Una spensierata vacanza di famiglia nel Sud della Tunisia si trasforma in una tragedia. Siamo a Tataouine, città di origine berbera, in una calda estate del 2011. Ci sono segnali di cambiamento politico in senso liberale, mentre fioriscono le cosiddette «primavere arabe». Il padre, Fares (Sami Bouajila), è dirigente d’azienda e anche la moglie Meriem (Najla ben Abdallah) ha da poco ricevuto un incarico direttivo. Aziz (Youssef Khemiri) è il loro unico figlio di 10 anni. È un gruppo familiare aperto, vitale, di idee progressiste, come i loro amici. Improvvisamente la loro automobile viene colpita da proiettili sparati lungo la strada deserta. Forse l’imboscata di un gruppo libico in rivolta (Gheddafi sarà spodestato e ucciso nell’ottobre dello stesso anno) o una sparatoria tra islamisti e militari. Fares fa marcia indietro, ma è troppo tardi. Viene ferito gravemente il figlio.

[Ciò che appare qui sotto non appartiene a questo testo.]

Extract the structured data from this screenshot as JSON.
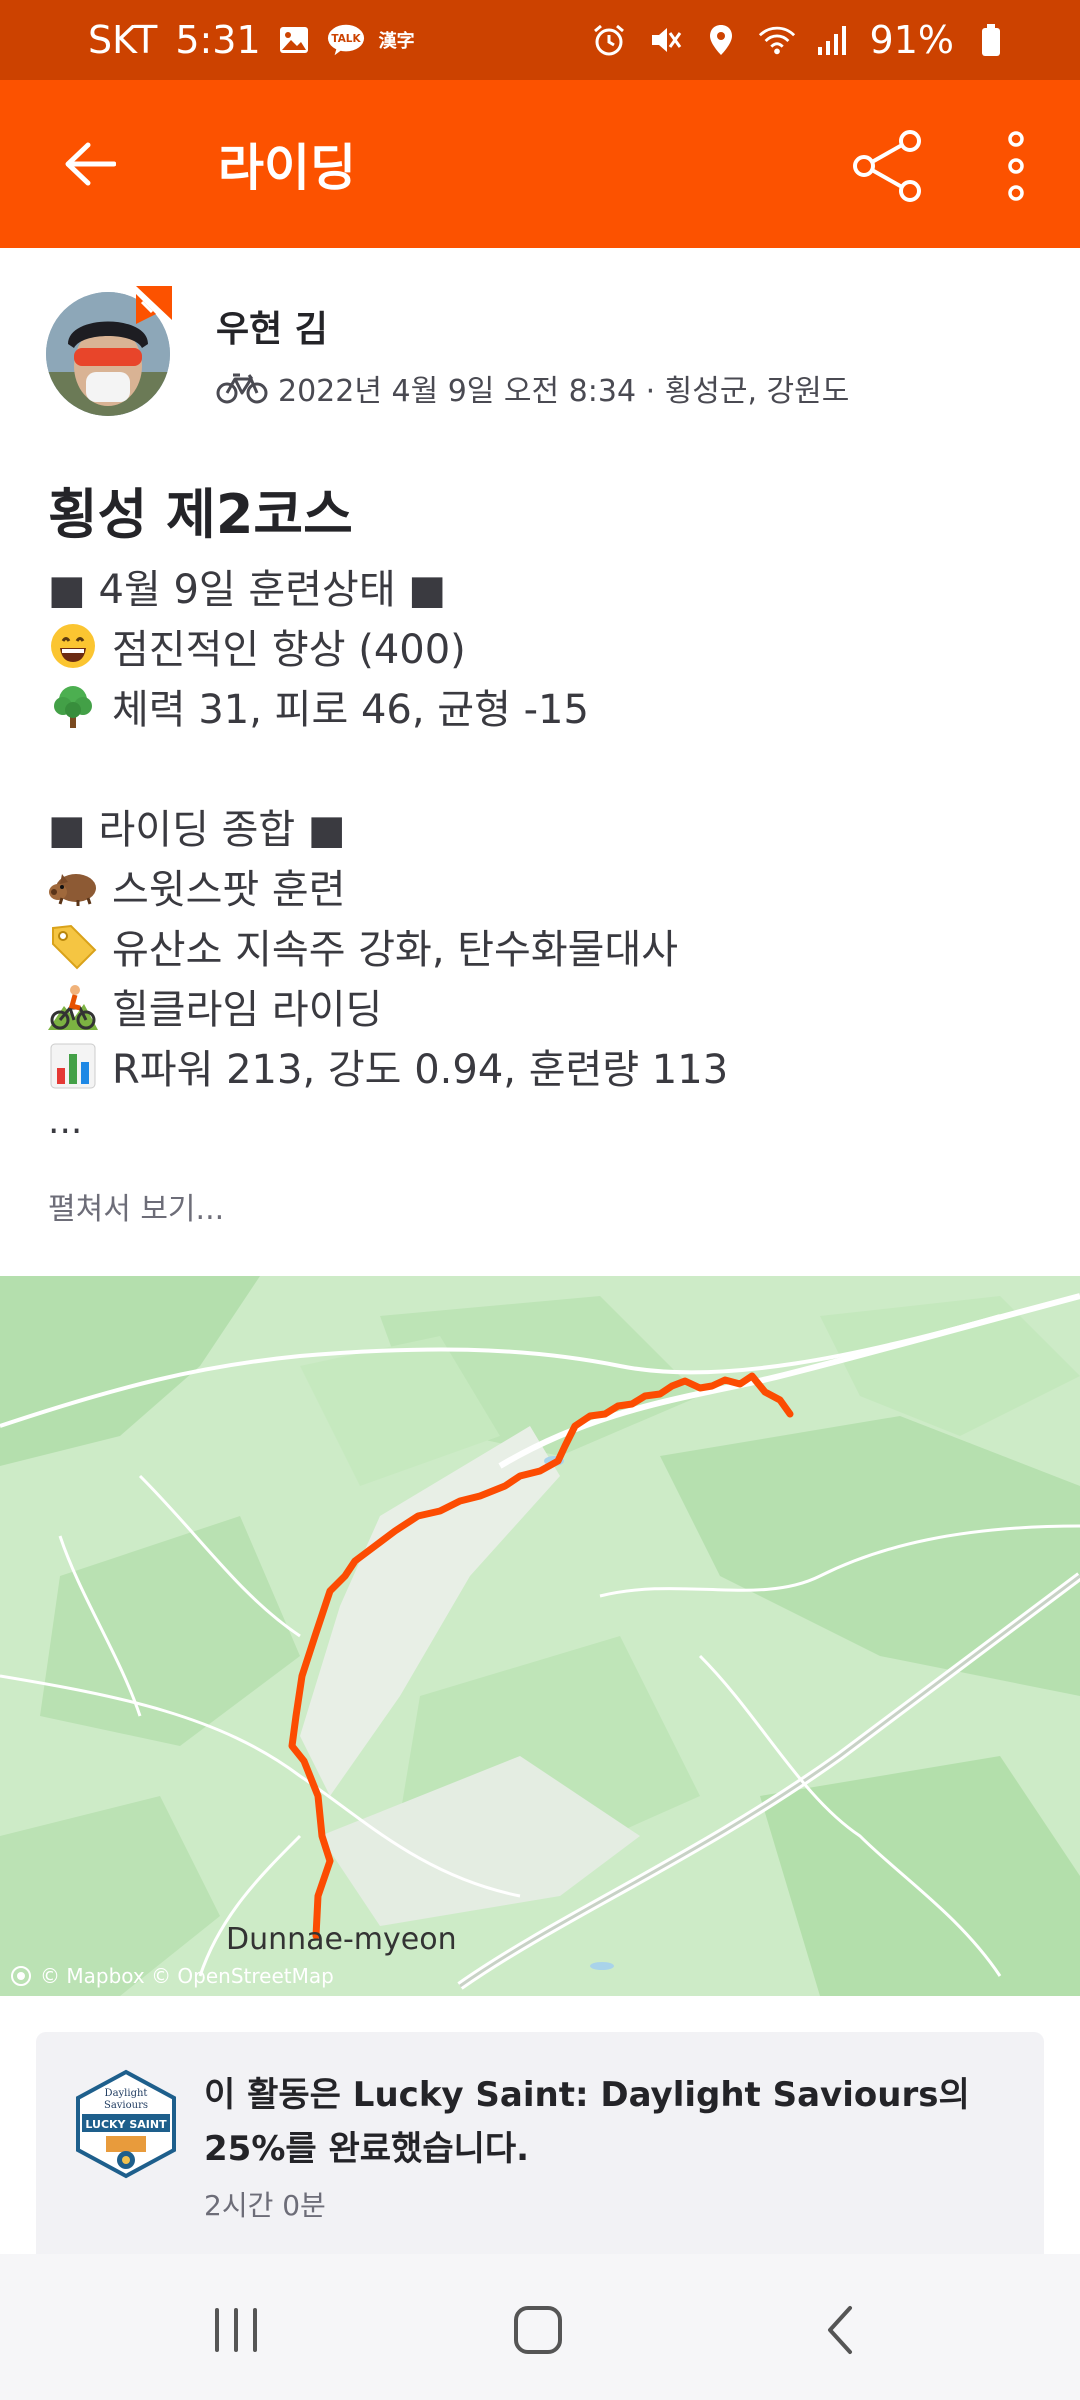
{
  "status_bar": {
    "carrier": "SKT",
    "time": "5:31",
    "battery": "91%",
    "icons_left": [
      "gallery-icon",
      "talk-icon",
      "hanja-icon"
    ],
    "talk_label": "TALK",
    "hanja_label": "漢字",
    "icons_right": [
      "alarm-icon",
      "mute-icon",
      "location-icon",
      "wifi-icon",
      "signal-icon",
      "battery-icon"
    ]
  },
  "app_bar": {
    "title": "라이딩",
    "icons": [
      "back-arrow-icon",
      "share-icon",
      "more-vert-icon"
    ]
  },
  "colors": {
    "brand": "#fc5200",
    "status_bar": "#cc4200",
    "route": "#fc4c02"
  },
  "activity": {
    "athlete_name": "우현 김",
    "sport_icon": "bicycle-icon",
    "meta": "2022년 4월 9일 오전 8:34 · 횡성군, 강원도",
    "title": "횡성 제2코스",
    "description": [
      {
        "emoji": "",
        "text": "■ 4월 9일 훈련상태 ■"
      },
      {
        "emoji": "grinning-face-icon",
        "text": "점진적인 향상 (400)"
      },
      {
        "emoji": "tree-icon",
        "text": "체력 31, 피로 46, 균형 -15"
      },
      {
        "emoji": "",
        "text": ""
      },
      {
        "emoji": "",
        "text": "■ 라이딩 종합 ■"
      },
      {
        "emoji": "boar-icon",
        "text": "스윗스팟 훈련"
      },
      {
        "emoji": "tag-icon",
        "text": "유산소 지속주 강화, 탄수화물대사"
      },
      {
        "emoji": "mountain-biker-icon",
        "text": "힐클라임 라이딩"
      },
      {
        "emoji": "bar-chart-icon",
        "text": "R파워 213, 강도 0.94, 훈련량 113"
      }
    ],
    "ellipsis": "...",
    "expand_label": "펼쳐서 보기..."
  },
  "map": {
    "place_label": "Dunnae-myeon",
    "attribution": "© Mapbox © OpenStreetMap"
  },
  "challenge": {
    "text": "이 활동은 Lucky Saint: Daylight Saviours의 25%를 완료했습니다.",
    "time": "2시간 0분",
    "badge_top": "Daylight",
    "badge_mid": "Saviours",
    "badge_name": "LUCKY SAINT"
  },
  "nav": {
    "icons": [
      "recent-apps-icon",
      "home-icon",
      "back-icon"
    ]
  }
}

Il seguito è una sequela di eventi negativi. Un primo intervento chirurgico addominale. Un’emorragia. L’impossibilità clinica di trasferimento all’ospedale di Tunisi. La necessità di un trapianto parziale di fegato. La lunga lista di attesa dei riceventi e la scarsità di organi disponibili. Che fare? A chi chiedere un organo per il trapianto da vivente di una sezione del fegato? È lecito utilizzare cadaveri di militi ignoti? È moralmente corretto che il donatore sia estraneo alla famiglia del ricevente? Pur non essendoci chador né burka, la religione pone vincoli antichi che la legge attuale non chiarisce né supera.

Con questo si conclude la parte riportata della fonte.